Protective measures include:

  • Granting time off for employees to be vaccinated
  • Instructing employees, both vaccinated and unvaccinated, to stay at home if they have COVID-19 or symptoms of the virus.
  • Enforcing physical distancing for unvaccinated and other at-risk employees in communal areas and limit the number of such employees in one place at a given time.
  • Providing unvaccinated and other at-risk employees with facemasks unless their work tasks require a respirator.
  • Training employees in COVID-19 policies and procedures and making sure they understand their rights to a safe workplace, how to report concerts, and freedom from retaliation for raising health and safety issues.
  • Encouraging customers, guests, and visitors to wear face coverings.
  • Continuing routine cleaning and disinfection and following CDC cleaning and disinfection recommendations if someone confirmed to have COVID-19 has been in the area.

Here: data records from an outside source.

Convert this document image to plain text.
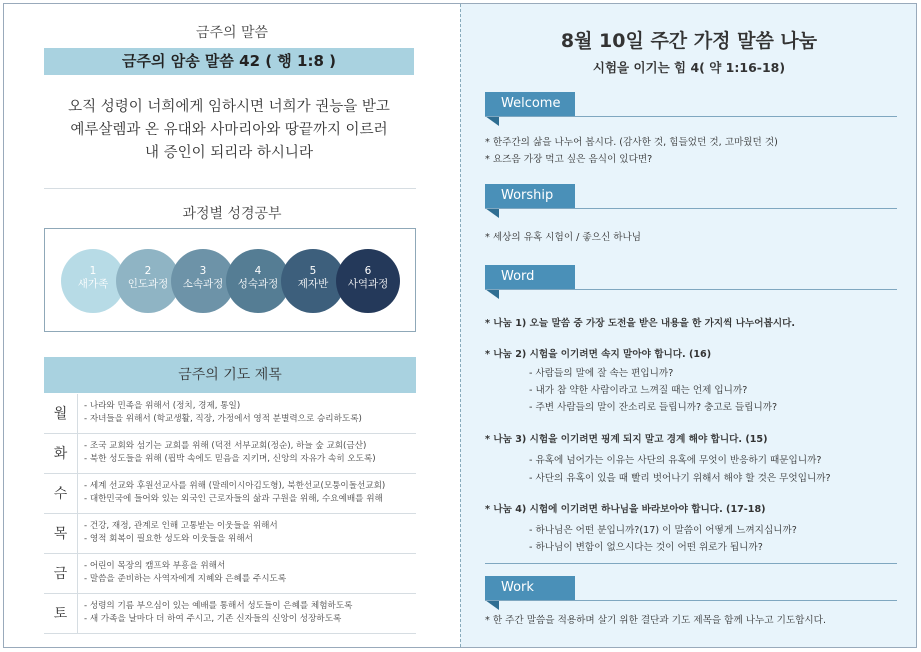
금주의 말씀
금주의 암송 말씀 42 ( 행 1:8 )
오직 성령이 너희에게 임하시면 너희가 권능을 받고
예루살렘과 온 유대와 사마리아와 땅끝까지 이르러
내 증인이 되리라 하시니라
과정별 성경공부
1
새가족
2
인도과정
3
소속과정
4
성숙과정
5
제자반
6
사역과정
금주의 기도 제목
월	- 나라와 민족을 위해서 (정치, 경제, 통일)
- 자녀들을 위해서 (학교생활, 직장, 가정에서 영적 분별력으로 승리하도록)
화	- 조국 교회와 섬기는 교회를 위해 (덕전 서부교회(정순), 하늘 숲 교회(금산)
- 북한 성도들을 위해 (핍박 속에도 믿음을 지키며, 신앙의 자유가 속히 오도록)
수	- 세계 선교와 후원선교사를 위해 (말레이시아김도형), 북한선교(모퉁이돌선교회)
- 대한민국에 들어와 있는 외국인 근로자들의 삶과 구원을 위해, 수요예배를 위해
목	- 건강, 재정, 관계로 인해 고통받는 이웃들을 위해서
- 영적 회복이 필요한 성도와 이웃들을 위해서
금	- 어린이 목장의 캠프와 부흥을 위해서
- 말씀을 준비하는 사역자에게 지혜와 은혜를 주시도록
토	- 성령의 기름 부으심이 있는 예배를 통해서 성도들이 은혜를 체험하도록
- 새 가족을 날마다 더 하여 주시고, 기존 신자들의 신앙이 성장하도록
8월 10일 주간 가정 말씀 나눔
시험을 이기는 힘 4( 약 1:16-18)
Welcome
* 한주간의 삶을 나누어 봅시다. (감사한 것, 힘들었던 것, 고마웠던 것)
* 요즈음 가장 먹고 싶은 음식이 있다면?
Worship
* 세상의 유혹 시험이 / 좋으신 하나님
Word
* 나눔 1) 오늘 말씀 중 가장 도전을 받은 내용을 한 가지씩 나누어봅시다.
* 나눔 2) 시험을 이기려면 속지 말아야 합니다. (16)
- 사람들의 말에 잘 속는 편입니까?
- 내가 참 약한 사람이라고 느껴질 때는 언제 입니까?
- 주변 사람들의 말이 잔소리로 들립니까? 충고로 들립니까?
* 나눔 3) 시험을 이기려면 핑계 되지 말고 경계 해야 합니다. (15)
- 유혹에 넘어가는 이유는 사단의 유혹에 무엇이 반응하기 때문입니까?
- 사단의 유혹이 있을 때 빨리 벗어나기 위해서 해야 할 것은 무엇입니까?
* 나눔 4) 시험에 이기려면 하나님을 바라보아야 합니다. (17-18)
- 하나님은 어떤 분입니까?(17) 이 말씀이 어떻게 느껴지십니까?
- 하나님이 변함이 없으시다는 것이 어떤 위로가 됩니까?
Work
* 한 주간 말씀을 적용하며 살기 위한 결단과 기도 제목을 함께 나누고 기도합시다.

For employers that have been awaiting OSHA updates, more questions remain. But they now have a guide to the actions that OSHA considers important to maintaining a safe workplace in the time of COVID-19.

As you implement the guidelines appropriate for your business, be sure to focus on a message of safety with your employees. The goal is to protect both vaccinated and unvaccinated workers moving forward. Consultation with your attorney will be invaluable in addressing any questions or concerns. As always, we are happy to help.